Opinion: Boost for Labour in race for Winston's affections


Jacinda Ardern has reason to smile after the final election results helped her party and the Greens. Photo: Lynn Grieveson.

The final results are in, and we’re going down to the wire, Sam Sachdeva comments.

A two-seat swing from the right to the left with the counting of special votes, while not unexpected, has breathed new life into Labour’s hopes of winning the hand of Winston Peters and NZ First.

With Labour and the Greens picking up a seat each at National’s expense, the left-wing bloc now has 54 seats to National’s 56, with both still reliant on NZ First.

Technically, there has been no substantive change from the preliminary results: then, as now, both National and a Labour-Green combination could team up with NZ First to form a government.

However, the extra seats have turned a deal with Labour and the Greens from feasible to viable: rather than relying on a razor-thin 61 seats out of 120, vulnerable to deaths or defections, a Labour-Green-NZ First alliance would hold 63 seats, roughly equivalent to a National-NZ First pairing’s 65.

Of course, there’s still the fact that National finished ahead of Labour in the so-called “drag race”, with 56 seats to 46.

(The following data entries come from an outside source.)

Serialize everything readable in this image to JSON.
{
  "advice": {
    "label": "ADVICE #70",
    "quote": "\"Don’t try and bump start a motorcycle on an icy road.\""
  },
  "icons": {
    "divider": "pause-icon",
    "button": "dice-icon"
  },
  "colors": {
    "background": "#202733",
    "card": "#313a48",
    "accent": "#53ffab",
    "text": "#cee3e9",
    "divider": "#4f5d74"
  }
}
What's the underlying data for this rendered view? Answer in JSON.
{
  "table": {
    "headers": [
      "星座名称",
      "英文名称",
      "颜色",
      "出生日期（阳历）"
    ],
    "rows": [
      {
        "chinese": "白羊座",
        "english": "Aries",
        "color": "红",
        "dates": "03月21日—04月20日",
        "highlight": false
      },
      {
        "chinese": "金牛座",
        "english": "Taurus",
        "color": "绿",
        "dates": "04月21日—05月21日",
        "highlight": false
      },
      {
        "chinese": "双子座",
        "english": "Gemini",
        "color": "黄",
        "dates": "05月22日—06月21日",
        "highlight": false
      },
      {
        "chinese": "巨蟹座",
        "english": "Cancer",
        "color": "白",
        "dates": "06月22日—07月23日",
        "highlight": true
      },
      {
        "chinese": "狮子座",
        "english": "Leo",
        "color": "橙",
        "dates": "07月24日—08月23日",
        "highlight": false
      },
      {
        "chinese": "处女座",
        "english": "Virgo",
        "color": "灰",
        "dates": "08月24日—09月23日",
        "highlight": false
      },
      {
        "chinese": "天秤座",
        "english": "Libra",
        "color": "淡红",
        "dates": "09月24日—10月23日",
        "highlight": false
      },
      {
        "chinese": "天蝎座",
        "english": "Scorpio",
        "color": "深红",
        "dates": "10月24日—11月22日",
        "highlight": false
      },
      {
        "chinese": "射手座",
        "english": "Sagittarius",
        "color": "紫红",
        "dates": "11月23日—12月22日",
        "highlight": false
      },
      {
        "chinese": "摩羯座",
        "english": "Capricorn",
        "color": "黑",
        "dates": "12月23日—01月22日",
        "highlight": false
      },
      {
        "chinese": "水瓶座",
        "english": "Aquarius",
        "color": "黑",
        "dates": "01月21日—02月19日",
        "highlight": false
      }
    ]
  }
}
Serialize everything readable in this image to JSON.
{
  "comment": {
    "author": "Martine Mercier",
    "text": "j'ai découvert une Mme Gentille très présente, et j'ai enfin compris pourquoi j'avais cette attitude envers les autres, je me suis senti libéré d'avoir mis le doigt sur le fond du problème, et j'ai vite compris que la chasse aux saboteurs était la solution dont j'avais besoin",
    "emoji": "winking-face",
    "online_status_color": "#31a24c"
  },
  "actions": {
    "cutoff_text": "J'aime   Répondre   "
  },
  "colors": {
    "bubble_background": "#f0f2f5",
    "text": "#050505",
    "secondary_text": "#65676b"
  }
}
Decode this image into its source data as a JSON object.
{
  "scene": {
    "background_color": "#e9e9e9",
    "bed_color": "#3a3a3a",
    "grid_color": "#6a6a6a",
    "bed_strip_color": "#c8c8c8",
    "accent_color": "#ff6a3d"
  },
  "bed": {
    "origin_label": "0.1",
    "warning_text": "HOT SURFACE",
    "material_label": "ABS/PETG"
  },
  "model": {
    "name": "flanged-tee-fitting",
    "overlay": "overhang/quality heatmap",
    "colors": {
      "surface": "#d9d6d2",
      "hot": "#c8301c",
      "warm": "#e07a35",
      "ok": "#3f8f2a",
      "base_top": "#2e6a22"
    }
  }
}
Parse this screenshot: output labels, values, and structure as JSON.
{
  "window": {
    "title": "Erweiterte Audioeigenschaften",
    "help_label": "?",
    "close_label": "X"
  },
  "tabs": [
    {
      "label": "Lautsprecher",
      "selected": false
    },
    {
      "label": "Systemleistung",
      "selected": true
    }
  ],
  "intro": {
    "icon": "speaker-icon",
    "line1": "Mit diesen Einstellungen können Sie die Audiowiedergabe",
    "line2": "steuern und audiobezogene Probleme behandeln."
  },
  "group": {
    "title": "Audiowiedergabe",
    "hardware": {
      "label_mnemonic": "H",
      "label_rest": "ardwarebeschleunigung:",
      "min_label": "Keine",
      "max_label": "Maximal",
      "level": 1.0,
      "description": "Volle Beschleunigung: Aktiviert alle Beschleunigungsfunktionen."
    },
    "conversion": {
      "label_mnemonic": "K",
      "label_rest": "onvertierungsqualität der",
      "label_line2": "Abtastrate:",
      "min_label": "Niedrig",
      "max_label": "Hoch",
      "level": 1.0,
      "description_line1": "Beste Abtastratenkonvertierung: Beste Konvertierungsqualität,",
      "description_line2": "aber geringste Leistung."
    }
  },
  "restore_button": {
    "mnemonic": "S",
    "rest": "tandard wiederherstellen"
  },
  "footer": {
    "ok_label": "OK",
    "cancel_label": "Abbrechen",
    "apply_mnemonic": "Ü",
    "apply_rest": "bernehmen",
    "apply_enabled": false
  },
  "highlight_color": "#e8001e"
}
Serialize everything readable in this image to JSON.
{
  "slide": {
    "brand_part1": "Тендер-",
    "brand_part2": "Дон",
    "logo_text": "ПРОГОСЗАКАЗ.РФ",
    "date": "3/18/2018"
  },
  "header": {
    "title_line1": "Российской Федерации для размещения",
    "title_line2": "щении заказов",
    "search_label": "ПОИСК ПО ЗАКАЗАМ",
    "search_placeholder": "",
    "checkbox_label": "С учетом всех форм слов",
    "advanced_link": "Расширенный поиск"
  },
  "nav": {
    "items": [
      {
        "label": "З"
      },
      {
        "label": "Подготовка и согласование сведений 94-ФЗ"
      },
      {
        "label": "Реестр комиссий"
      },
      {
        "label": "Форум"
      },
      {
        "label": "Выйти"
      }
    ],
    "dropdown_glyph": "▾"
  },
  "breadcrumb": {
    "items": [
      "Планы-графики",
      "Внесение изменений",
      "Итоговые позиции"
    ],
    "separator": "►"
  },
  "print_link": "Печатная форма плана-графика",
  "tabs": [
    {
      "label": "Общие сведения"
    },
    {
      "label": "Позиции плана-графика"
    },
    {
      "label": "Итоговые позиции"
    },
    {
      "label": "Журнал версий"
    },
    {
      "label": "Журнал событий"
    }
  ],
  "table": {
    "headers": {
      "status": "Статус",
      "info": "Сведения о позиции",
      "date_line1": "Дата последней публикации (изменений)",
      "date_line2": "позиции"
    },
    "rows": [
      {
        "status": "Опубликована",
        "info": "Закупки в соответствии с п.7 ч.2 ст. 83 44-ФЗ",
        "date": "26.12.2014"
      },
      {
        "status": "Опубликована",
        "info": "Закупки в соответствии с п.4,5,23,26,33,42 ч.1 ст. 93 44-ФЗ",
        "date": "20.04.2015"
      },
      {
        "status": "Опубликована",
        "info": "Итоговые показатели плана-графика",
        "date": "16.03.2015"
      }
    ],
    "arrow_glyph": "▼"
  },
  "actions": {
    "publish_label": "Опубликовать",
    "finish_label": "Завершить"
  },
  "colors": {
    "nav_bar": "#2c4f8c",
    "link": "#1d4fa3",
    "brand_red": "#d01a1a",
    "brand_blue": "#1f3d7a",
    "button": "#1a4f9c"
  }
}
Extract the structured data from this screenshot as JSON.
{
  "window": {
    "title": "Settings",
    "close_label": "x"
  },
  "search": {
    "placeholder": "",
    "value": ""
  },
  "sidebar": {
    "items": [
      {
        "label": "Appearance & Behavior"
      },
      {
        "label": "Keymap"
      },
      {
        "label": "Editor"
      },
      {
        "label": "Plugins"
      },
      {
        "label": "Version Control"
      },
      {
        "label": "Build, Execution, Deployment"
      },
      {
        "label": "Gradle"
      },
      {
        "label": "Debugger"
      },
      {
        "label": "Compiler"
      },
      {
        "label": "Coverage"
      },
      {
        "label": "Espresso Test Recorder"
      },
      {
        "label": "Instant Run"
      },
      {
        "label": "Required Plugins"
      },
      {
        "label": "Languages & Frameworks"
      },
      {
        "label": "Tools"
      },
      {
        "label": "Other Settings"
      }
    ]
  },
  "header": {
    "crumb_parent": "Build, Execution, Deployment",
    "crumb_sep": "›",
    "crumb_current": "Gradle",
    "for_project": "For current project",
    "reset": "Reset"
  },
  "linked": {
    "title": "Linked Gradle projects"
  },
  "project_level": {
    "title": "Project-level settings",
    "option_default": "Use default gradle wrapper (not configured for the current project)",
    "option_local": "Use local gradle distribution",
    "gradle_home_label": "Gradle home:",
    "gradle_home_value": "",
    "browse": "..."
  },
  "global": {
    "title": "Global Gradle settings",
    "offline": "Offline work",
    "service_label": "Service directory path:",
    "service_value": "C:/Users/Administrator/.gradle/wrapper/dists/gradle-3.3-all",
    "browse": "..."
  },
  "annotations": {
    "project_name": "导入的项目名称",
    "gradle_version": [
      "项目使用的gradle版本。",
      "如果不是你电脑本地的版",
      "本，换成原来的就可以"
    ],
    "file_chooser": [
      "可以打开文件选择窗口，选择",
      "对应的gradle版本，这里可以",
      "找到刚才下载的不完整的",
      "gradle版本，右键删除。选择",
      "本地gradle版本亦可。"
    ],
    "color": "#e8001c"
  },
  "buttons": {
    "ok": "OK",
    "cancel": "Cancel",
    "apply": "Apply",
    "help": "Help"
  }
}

We’ve never had an MMP government formed without the largest party in Parliament, and while there’s a first time for everything, Labour leader Jacinda Ardern seems aware of the need to address concerns about legitimacy.

Speaking to media after the results were confirmed, she offered a counter-argument to Prime Minister Bill English’s claims of a “moral authority”, claiming her own mandate for change and a majority against the status quo.

Whether that framing is accepted by the public could play a role in whether Peters feels comfortable going with the left.

Ardern was even confident enough to predict she would be Prime Minister once negotiations concluded.

A stronger left-wing bloc also strengthens Peters’ hand during negotiations with National.

With a viable alternative to Team English on the table, the NZ First leader will be able to turn the screws during negotiations and demand maximum concessions on policy and portfolios.

That’s in part why English was keen to sew up a deal with NZ First as quickly as possible, knowing the final count was unlikely to help him in any way.

Peters can feel vindicated in holding off, with an evening up of the two sides likely to influence public opinion about the validity of a deal with Labour.

Now the clock starts ticking, with Ardern suggesting negotiations will begin “in earnest” this weekend.

Peters has repeatedly confirmed he intends to stick to his self-imposed October 12 deadline - first reported by Newsroom back in July - which leaves just five days to hammer out a deal.

If we are to get a new government by then, expect some long days and sleepless nights on all sides.

As to which colour it will be, the only person with any real idea at the moment is Peters himself.